Back with all her friends at school, everyone has leveled up after the summer. Owlet’s new interest in writing actual letters (thanks, new glasses!) means that she is the first of her age group at school to voluntarily write her name on her art. Other things we can attribute to the glasses include a dramatic improvement in the fine motor control required to colour inside lines.

I’m loving how she can draw expressive faces on things all of a sudden, too.

Her current favourite movies are Bolt and The Nightmare before Christmas. I recently surprised them with Ponyo, one of the lesser-known Miyazaki movies, and she adores it. (Big surprise, I know.)
In music, she’s very into the soundtrack to The Nightmare before Christmas, which she calls “Christmas Halloween” (and that’s as good a descriptive name as any). She can also sing the Game of Thrones theme, which is HRH’s ring tone and alert. It’s a bit disconcerting to hear her humming it while she plays with her Playmobil in her room. (Exactly what is going on in that storyline, one wonders.)
A newly acquired skill is the ability to twist open Oreos, a triumph after asking me to do it for her since she started eating them. It’s the little things. Another impressive skill she has recently demonstrated is how she has an argument. Instead of just yelling or screaming over someone else, she actually discusses how she feels and listens to the other person in order to work things out. Her friend Audrey has been raised in a very similar way, so to hear the two of them have an argument is adorable. One will say, “I feel like this when you do that,” and the other will say, “Well, I feel like this,” and they talk it out, sometimes with parental input regarding solving the problem. It’s the politest argument ever.
Her grasp of French is improving, too, thanks to a new francophone girl at school. The kids have been learning the basics to speak to her — bonjour, merci, au revoir — which are adorable to hear chirped by Owlet. The other day I taught her how to say ‘cookie’ in French, and the way she pronounces it is both hilarious and appropriate if you love cookies: “Biskwhee!”

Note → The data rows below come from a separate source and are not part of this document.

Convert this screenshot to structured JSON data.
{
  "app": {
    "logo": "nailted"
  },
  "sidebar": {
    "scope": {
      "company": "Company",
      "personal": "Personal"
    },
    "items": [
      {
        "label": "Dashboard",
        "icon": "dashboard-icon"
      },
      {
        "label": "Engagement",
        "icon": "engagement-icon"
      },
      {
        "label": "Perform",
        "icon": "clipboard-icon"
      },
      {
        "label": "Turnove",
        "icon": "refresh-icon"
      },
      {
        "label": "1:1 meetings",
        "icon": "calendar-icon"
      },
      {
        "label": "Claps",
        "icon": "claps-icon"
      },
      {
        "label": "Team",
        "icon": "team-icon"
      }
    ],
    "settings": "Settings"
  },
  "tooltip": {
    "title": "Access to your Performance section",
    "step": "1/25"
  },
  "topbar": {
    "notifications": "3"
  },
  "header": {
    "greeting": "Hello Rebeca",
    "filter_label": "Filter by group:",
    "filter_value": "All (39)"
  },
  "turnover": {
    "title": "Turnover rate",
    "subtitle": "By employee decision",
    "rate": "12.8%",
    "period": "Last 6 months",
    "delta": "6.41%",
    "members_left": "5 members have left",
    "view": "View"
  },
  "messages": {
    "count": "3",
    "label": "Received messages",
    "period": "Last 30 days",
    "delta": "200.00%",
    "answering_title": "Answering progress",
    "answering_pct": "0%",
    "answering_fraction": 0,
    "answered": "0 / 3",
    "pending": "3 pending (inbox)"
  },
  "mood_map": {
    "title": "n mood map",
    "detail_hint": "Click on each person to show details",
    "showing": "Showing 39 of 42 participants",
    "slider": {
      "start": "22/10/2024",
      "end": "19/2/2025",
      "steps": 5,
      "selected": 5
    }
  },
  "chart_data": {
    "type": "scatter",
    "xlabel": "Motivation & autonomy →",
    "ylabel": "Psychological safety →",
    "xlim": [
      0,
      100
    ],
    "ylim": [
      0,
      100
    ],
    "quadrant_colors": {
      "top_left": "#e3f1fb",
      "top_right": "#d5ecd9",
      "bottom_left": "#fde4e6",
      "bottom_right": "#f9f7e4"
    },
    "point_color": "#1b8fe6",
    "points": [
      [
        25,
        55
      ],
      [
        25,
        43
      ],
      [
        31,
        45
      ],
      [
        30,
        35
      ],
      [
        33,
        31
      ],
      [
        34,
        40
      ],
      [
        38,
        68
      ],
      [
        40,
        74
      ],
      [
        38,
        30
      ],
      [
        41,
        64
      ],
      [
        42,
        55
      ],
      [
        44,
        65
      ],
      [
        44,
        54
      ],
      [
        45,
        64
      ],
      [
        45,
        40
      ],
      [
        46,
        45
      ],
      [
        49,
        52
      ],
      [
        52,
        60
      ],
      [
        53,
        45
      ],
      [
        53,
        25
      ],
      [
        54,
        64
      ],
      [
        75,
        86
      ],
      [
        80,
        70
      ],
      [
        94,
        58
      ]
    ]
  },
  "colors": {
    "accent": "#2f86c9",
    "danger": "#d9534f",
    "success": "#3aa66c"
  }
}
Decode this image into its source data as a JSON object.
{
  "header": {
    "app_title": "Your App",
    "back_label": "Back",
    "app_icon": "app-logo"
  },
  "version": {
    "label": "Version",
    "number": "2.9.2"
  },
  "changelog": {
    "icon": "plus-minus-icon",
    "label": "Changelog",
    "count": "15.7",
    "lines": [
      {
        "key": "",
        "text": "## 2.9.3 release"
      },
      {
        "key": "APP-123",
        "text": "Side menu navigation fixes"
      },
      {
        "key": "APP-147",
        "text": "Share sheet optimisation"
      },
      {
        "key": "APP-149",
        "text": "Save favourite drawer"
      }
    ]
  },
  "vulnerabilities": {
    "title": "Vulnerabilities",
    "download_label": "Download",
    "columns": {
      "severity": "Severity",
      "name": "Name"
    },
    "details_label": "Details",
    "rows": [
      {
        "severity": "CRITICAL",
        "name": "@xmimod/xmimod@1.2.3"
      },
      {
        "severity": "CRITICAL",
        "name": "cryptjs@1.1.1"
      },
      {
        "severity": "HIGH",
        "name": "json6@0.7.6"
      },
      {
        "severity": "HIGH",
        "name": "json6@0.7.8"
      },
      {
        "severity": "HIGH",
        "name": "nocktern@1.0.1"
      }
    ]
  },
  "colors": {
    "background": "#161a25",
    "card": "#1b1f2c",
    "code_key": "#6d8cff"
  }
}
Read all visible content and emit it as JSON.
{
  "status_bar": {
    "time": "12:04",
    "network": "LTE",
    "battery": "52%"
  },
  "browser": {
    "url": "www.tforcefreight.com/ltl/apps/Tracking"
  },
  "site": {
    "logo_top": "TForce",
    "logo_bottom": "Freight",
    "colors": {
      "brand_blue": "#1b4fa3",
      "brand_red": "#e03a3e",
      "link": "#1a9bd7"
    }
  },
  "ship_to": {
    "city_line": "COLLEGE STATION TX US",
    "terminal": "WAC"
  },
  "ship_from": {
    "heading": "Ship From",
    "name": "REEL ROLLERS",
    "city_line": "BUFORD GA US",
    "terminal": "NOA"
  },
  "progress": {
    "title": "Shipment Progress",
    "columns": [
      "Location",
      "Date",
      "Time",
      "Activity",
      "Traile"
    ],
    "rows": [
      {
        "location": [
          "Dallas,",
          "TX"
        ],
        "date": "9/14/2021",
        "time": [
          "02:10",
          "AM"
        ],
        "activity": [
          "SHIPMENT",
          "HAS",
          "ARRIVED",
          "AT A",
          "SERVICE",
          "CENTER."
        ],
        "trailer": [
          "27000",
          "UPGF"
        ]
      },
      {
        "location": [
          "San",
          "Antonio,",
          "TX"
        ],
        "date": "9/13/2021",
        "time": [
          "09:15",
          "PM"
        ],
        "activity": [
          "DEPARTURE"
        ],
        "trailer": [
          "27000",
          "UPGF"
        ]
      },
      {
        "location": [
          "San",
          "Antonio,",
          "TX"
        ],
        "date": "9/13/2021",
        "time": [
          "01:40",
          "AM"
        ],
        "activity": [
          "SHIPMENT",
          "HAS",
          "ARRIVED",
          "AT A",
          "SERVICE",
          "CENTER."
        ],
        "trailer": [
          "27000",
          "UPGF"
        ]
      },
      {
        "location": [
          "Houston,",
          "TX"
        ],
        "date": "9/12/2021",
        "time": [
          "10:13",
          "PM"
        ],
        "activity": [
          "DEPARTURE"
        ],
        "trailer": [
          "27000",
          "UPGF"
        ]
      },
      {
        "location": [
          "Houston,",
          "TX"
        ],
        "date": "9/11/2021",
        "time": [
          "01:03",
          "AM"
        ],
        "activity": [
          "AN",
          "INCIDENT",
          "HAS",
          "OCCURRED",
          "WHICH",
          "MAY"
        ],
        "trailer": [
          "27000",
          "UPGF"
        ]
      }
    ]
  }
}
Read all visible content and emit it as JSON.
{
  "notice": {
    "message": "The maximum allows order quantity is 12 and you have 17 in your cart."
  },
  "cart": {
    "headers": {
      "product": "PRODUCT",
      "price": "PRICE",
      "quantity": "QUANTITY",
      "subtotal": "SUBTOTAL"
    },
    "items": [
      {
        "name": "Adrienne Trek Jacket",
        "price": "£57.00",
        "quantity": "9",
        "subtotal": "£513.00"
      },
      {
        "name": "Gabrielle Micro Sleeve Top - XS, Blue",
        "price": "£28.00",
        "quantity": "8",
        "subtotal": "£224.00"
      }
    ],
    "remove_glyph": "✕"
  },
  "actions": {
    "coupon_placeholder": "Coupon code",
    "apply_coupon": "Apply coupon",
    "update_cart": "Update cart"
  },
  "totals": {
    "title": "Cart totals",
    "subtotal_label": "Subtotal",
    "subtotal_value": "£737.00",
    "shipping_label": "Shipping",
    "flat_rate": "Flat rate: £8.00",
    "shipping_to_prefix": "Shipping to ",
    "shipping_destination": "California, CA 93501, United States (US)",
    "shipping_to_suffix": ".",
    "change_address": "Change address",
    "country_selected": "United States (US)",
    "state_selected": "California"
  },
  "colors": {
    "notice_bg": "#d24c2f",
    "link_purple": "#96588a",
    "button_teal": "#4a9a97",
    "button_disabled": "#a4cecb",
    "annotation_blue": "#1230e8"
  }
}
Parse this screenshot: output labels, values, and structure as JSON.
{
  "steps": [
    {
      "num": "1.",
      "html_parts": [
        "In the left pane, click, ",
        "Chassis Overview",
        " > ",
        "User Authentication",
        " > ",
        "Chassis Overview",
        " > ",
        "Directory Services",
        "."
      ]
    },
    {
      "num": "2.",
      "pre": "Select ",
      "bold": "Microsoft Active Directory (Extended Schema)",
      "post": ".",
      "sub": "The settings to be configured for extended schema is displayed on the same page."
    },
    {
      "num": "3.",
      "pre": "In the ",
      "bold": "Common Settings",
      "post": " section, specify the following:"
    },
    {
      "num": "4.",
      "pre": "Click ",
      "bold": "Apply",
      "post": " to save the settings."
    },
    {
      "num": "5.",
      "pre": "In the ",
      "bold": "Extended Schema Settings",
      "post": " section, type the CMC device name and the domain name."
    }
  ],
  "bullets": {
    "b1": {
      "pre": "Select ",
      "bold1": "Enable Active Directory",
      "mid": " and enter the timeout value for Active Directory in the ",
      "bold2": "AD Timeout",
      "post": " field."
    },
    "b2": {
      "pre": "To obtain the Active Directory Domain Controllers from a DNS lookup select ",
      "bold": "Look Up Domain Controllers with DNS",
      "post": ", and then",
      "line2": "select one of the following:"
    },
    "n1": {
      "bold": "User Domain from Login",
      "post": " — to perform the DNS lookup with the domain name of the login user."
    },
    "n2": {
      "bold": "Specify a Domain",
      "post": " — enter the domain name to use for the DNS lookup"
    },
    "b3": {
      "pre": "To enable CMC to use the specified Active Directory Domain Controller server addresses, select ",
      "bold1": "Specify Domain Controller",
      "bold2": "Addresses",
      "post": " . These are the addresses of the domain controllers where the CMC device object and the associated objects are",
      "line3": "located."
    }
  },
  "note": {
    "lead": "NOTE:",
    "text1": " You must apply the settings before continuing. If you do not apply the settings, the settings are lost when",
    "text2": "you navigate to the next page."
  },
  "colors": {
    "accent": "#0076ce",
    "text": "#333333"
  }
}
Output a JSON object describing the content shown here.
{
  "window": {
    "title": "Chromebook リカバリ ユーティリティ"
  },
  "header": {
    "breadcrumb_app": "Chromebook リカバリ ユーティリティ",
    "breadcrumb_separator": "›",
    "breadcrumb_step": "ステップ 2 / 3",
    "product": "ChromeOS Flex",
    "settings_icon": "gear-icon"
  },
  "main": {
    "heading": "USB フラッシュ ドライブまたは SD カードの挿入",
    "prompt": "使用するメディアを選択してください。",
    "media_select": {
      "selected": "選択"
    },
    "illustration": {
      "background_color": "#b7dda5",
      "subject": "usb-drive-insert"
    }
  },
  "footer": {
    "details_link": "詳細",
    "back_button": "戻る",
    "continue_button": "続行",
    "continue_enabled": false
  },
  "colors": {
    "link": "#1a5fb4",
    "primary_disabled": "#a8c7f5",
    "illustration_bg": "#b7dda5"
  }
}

I’ve given up on the matching and laying out of outfits. One morning a couple of weeks ago she stuffed the two choices we put out for her back into the drawers and chose her purple skirt with the multicoloured hearts on it, a black and white striped top with a flower on the shoulder, and a pair of red leggings. I’m pretty sure her educators figured out preschooler fashion sense years and years ago. (Dresses are where it’s at. There is minimal unmatchyness with a dress.)